Are any counseling/therapy services covered by health insurance?

Hi all. My wife’s mother died over the summer (traumatic as usual in such cases, worse because it was sudden and we wound up moving back and taking on the burdens of caregiving). It affected my wife profoundly, and stirred up a lot of issues from her youth that she never bothered to deal with. We both would like her to talk to someone about all of it, but we’ve been having a dickens of a time finding counseling/therapy services that are covered by health insurance. Her primary care physician’s large parent group (it’s one of those big-city mega-practices, with specialists in all sorts of fields, their own radiology and testing facilities, multiple locations throughout the metro region, etc.) does not offer such services at all. The only referral she was able to get (from her PCP) does not take insurance. (And now her PCP is leaving her practice and moving to another city, which doesn’t help.)

We’re diligently paying healthcare premiums and would like to use our insurance first, if possible, rather than having to take MORE money out of pocket to pay for these services. So what’s the scoop? Do ANY counselors/therapists take health insurance? Being fortunate enough to have never needed such services before, I’m out of my depth here.

What state are you in and what kind of health plan do you have?

Most licensed therapists (psychologists and licensed social workers) take health insurance at least in Massachusetts. It depends on your state and your specific plan but counseling services are often covered. Sometimes they are required to be by law in states that force physical/mental health parity health coverage. There are other sources of help as well. Employee assistance plans often offer some counseling and they can certainly help you how to find the most affordable coverage for your specific needs.

If money is an issue, some therapists offer sliding scale rates if you ask.

Check out the “Find a Therapist” section at Psychology Today. You can sort results based on what insurance companies the various practitioners accept.

IME, it depends on your insurance. Call your carrier and ask.

Oregon. Lifewise.

The Lifewise webpage has a Find a Doctor page on its member portal. Scroll down to Behavioral Health and search Grief and Loss within x miles of you zipcode.

We’ll check this out. Thanks.

And thanks, Shag and KTK.


Paul Wellstone and Pete Domenici Mental Health Parity and Addiction Equity Act of 2008 (MHPAEA, P.L. 110-343). Your insurance provider will determine how much/many visits.

New Congressional Research report on that act under Obamacare.

Thanks for this, too.

I know that Blue Cross covers counselors. Something like 50% for the first 20 visits. BC also has a list of “preferred providers” who have agreed to charge the amounts allowed. Perhaps your insurance has the same?

This may not be directly relevant to your situation, but many employers that provide health insurance as one of their benefits also provide an Employee Assistance Program as another benefit. EAPs often provide counselors and other psychological services.

This advice is highly specific to the actual plan you’re on, and differs across BCBS subscribers. For example, on my BCBS plan it’s a simple copay, same as a regular physician office visit.

You’re welcome. Seriously, best of luck. I’ve been through the hunt, and even if you ARE covered, it can be difficult finding a provider who’s taking new patients.

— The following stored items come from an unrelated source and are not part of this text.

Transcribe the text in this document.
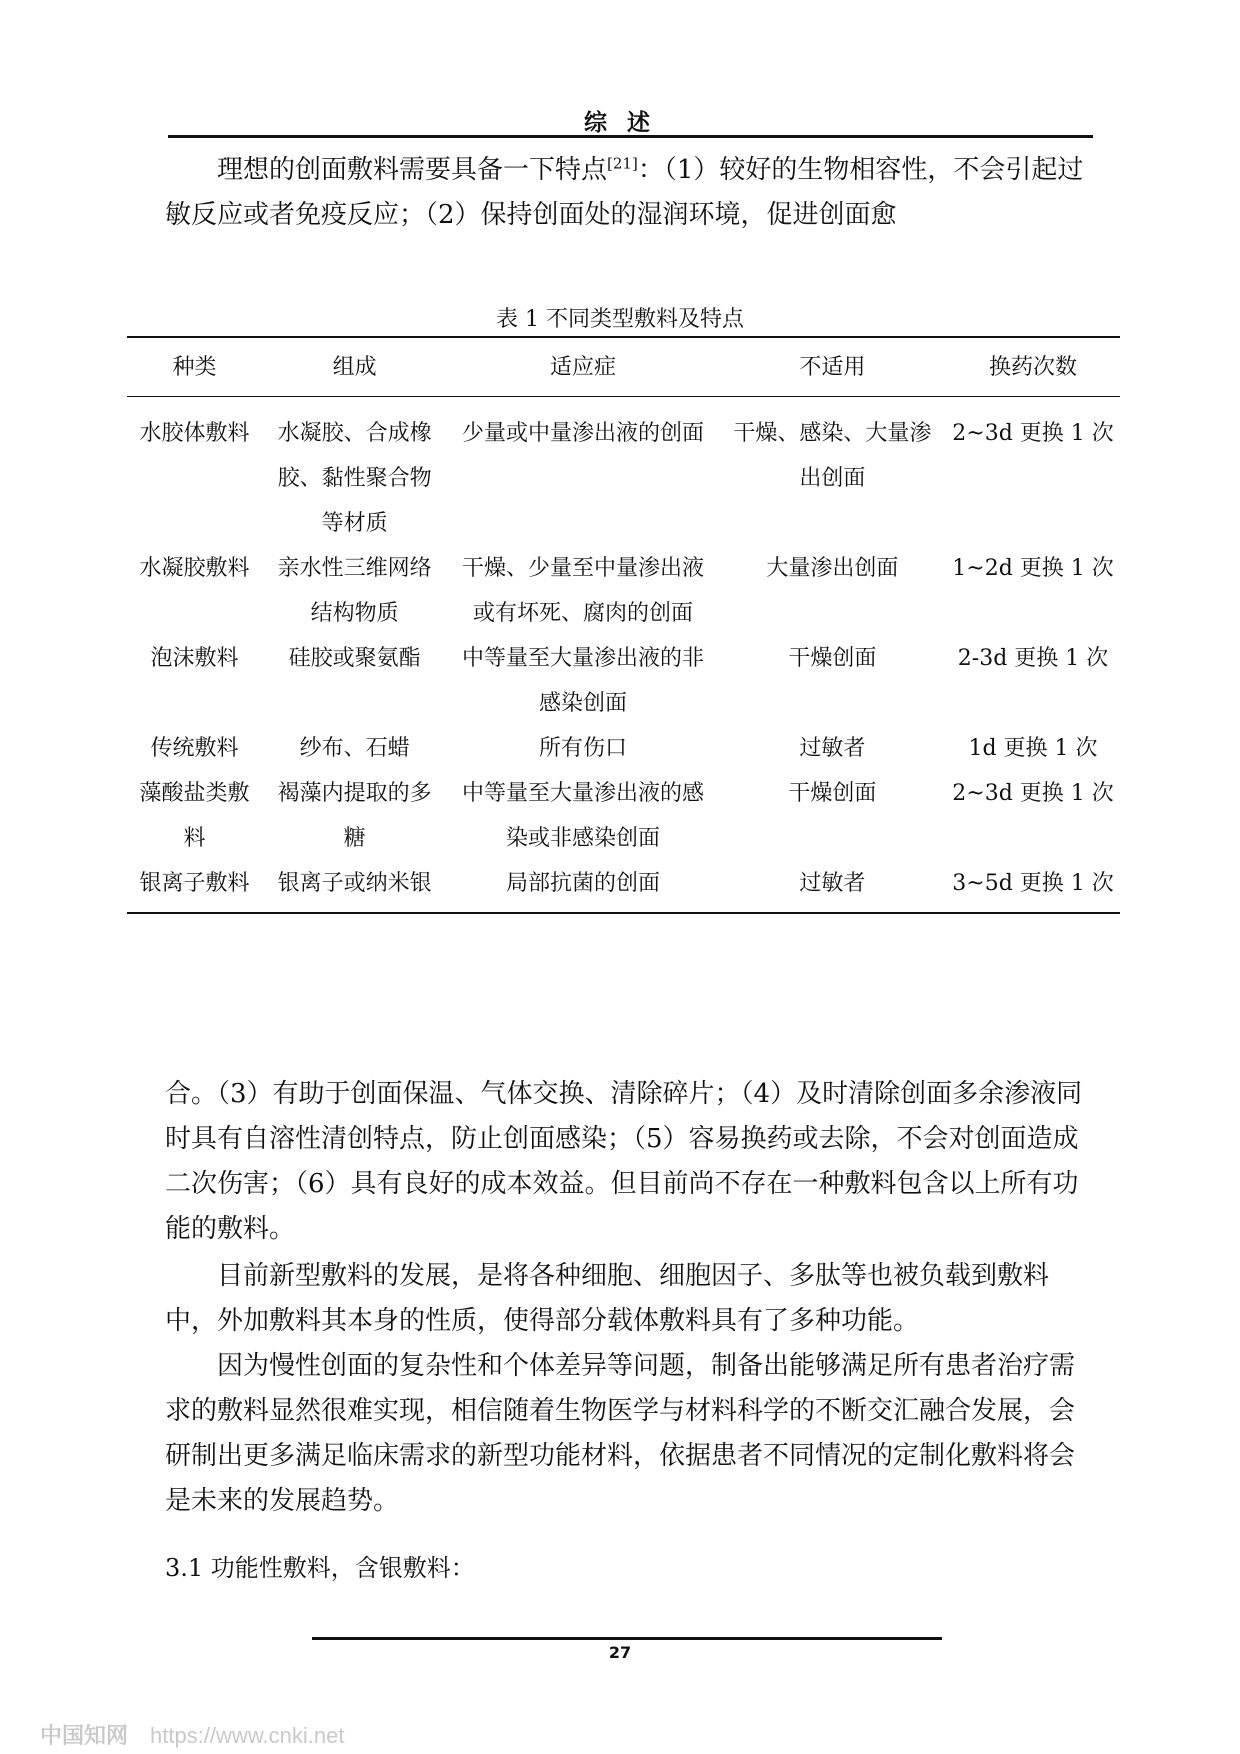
综 述

理想的创面敷料需要具备一下特点[21]：（1）较好的生物相容性，不会引起过敏反应或者免疫反应；（2）保持创面处的湿润环境，促进创面愈

表 1 不同类型敷料及特点
种类	组成	适应症	不适用	换药次数
水胶体敷料	水凝胶、合成橡胶、黏性聚合物等材质	少量或中量渗出液的创面	干燥、感染、大量渗出创面	2~3d 更换 1 次
水凝胶敷料	亲水性三维网络结构物质	干燥、少量至中量渗出液或有坏死、腐肉的创面	大量渗出创面	1~2d 更换 1 次
泡沫敷料	硅胶或聚氨酯	中等量至大量渗出液的非感染创面	干燥创面	2-3d 更换 1 次
传统敷料	纱布、石蜡	所有伤口	过敏者	1d 更换 1 次
藻酸盐类敷料	褐藻内提取的多糖	中等量至大量渗出液的感染或非感染创面	干燥创面	2~3d 更换 1 次
银离子敷料	银离子或纳米银	局部抗菌的创面	过敏者	3~5d 更换 1 次

合。（3）有助于创面保温、气体交换、清除碎片；（4）及时清除创面多余渗液同时具有自溶性清创特点，防止创面感染；（5）容易换药或去除，不会对创面造成二次伤害；（6）具有良好的成本效益。但目前尚不存在一种敷料包含以上所有功能的敷料。

目前新型敷料的发展，是将各种细胞、细胞因子、多肽等也被负载到敷料中，外加敷料其本身的性质，使得部分载体敷料具有了多种功能。

因为慢性创面的复杂性和个体差异等问题，制备出能够满足所有患者治疗需求的敷料显然很难实现，相信随着生物医学与材料科学的不断交汇融合发展，会研制出更多满足临床需求的新型功能材料，依据患者不同情况的定制化敷料将会是未来的发展趋势。

3.1 功能性敷料，含银敷料：

27
中国知网 https://www.cnki.net
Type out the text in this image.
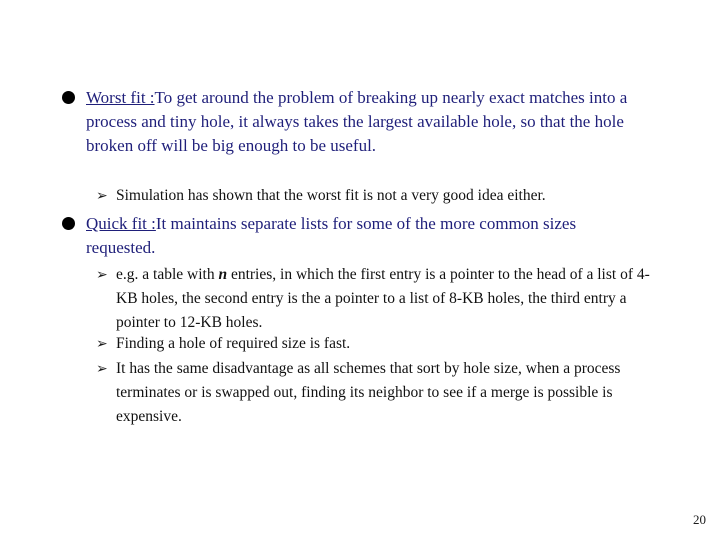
Worst fit :To get around the problem of breaking up nearly exact matches into a process and tiny hole, it always takes the largest available hole, so that the hole broken off will be big enough to be useful.
➢ Simulation has shown that the worst fit is not a very good idea either.
Quick fit :It maintains separate lists for some of the more common sizes requested.
➢ e.g. a table with n entries, in which the first entry is a pointer to the head of a list of 4-KB holes, the second entry is the a pointer to a list of 8-KB holes, the third entry a pointer to 12-KB holes.
➢ Finding a hole of required size is fast.
➢ It has the same disadvantage as all schemes that sort by hole size, when a process terminates or is swapped out, finding its neighbor to see if a merge is possible is expensive.
20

My advice based only on my own experience:

  1. Once you’ve got a list from your health plan’s web site, work in groups of 5-6 and leave messages for them all. You’ll go nuts (pardon the pun) if you place one call at a time and wait for a response, only to find out that they’re not accepting patients.

  2. If there’s even a chance in your mind that this will go beyond counseling and into a combination of therapy and medication, try to find a psychiatrist that does both. It’s hard sometimes to find a good psychiatrist that still does 45 minute talking sessions, but it’s so worth it. It cuts down on getting bounced around providers, with one waiting to take action you’ve met with the other. Also, the doctor that is assessing your state of well being will be much more effective when he has the entire picture.

Again, totally IME, and I’ve done it the other way successfully as well. One last thing is when you talk to a provider who can’t take you, ask if they can recommend someone else. Some of them have colleagues right in the practice, or others they’ve been recommended by their patients in the past. You’ll get good leads this way, too.